-
class
kenchi.outlier_detection.reconstruction_based.
PCA
(contamination=0.1, iterated_power='auto', n_components=None, random_state=None, svd_solver='auto', tol=0.0, whiten=False)[source]¶ Bases:
kenchi.outlier_detection.base.BaseOutlierDetector
Outlier detector using Principal Component Analysis (PCA).
Parameters: - contamination (float, default 0.1) – Proportion of outliers in the data set. Used to define the threshold.
- iterated_power (int, default 'auto') – Number of iterations for the power method computed by svd_solver == ‘randomized’.
- n_components (int, float, or string, default None) – Number of components to keep.
- random_state (int or RandomState instance, default None) – Seed of the pseudo random number generator.
- svd_solver (string, default 'auto') – SVD solver to use. Valid solvers are [‘auto’|’full’|’arpack’|’randomized’].
- tol (float, default 0.0) – Tolerance to declare convergence for singular values computed by svd_solver == ‘arpack’.
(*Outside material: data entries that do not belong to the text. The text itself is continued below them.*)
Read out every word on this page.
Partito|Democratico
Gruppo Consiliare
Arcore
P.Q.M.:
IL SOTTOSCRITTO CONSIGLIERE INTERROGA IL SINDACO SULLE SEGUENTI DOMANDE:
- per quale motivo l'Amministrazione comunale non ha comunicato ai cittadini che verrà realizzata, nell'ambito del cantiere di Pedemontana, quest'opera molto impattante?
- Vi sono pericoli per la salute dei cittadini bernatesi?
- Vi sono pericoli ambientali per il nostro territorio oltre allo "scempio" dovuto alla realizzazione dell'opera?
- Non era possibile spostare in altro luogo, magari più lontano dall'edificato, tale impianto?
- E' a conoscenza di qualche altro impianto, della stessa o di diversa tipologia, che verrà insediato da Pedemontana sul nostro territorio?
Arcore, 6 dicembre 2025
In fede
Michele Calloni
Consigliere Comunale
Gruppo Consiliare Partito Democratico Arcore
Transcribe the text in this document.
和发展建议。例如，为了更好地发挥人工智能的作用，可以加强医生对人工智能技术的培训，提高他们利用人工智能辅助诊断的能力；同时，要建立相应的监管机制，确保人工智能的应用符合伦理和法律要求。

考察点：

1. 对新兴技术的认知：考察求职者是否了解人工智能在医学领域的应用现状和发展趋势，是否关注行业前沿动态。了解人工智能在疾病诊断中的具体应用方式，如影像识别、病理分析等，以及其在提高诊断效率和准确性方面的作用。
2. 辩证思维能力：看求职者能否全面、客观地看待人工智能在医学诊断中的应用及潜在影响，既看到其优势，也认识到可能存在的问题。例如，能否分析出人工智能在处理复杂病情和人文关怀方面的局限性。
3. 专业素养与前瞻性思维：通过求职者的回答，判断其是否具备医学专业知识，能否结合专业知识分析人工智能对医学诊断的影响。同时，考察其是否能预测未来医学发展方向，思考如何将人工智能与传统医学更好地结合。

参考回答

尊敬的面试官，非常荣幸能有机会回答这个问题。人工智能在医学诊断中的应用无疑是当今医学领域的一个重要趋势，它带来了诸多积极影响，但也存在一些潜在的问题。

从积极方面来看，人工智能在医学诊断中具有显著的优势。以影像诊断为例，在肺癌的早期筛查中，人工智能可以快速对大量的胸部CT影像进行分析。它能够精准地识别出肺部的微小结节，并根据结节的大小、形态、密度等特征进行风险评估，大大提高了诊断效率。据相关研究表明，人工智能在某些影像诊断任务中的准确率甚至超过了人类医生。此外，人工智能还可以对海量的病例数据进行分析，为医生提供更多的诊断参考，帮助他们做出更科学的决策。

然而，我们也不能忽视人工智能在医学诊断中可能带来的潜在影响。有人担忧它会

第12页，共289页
- whiten (bool, default False) – If True, the
components_
vectors are multiplied by the square root of n_samples and then divided by the singular values to ensure uncorrelated outputs with unit component-wise variances.
-
anomaly_score_
¶ array-like of shape (n_samples,) – Anomaly score for each training data.
-
contamination_
¶ float – Actual proportion of outliers in the data set.
-
threshold_
¶ float – Threshold.
Examples
>>> import numpy as np >>> from kenchi.outlier_detection import PCA >>> X = np.array([ ... [0., 0.], [1., 1.], [2., 0.], [3., -1.], [4., 0.], ... [5., 1.], [6., 0.], [7., -1.], [8., 0.], [1000., 1.] ... ]) >>> det = PCA() >>> det.fit_predict(X) array([ 1, 1, 1, 1, 1, 1, 1, 1, 1, -1])
-
components_
¶ array-like of shape (n_components, n_features) – Principal axes in feature space, representing the directions of maximum variance in the data.
-
explained_variance_
¶ array-like of shape (n_components,) – Amount of variance explained by each of the selected components.
-
explained_variance_ratio_
¶ array-like of shape (n_components,) – Percentage of variance explained by each of the selected components.
-
mean_
¶ array-like of shape (n_features,) – Per-feature empirical mean, estimated from the training set.
-
n_components_
¶ int – Estimated number of components.
-
noise_variance_
¶ float – Estimated noise covariance following the Probabilistic PCA model from Tipping and Bishop 1999.
-
singular_values_
¶ array-like of shape (n_components,) – Singular values corresponding to each of the selected components.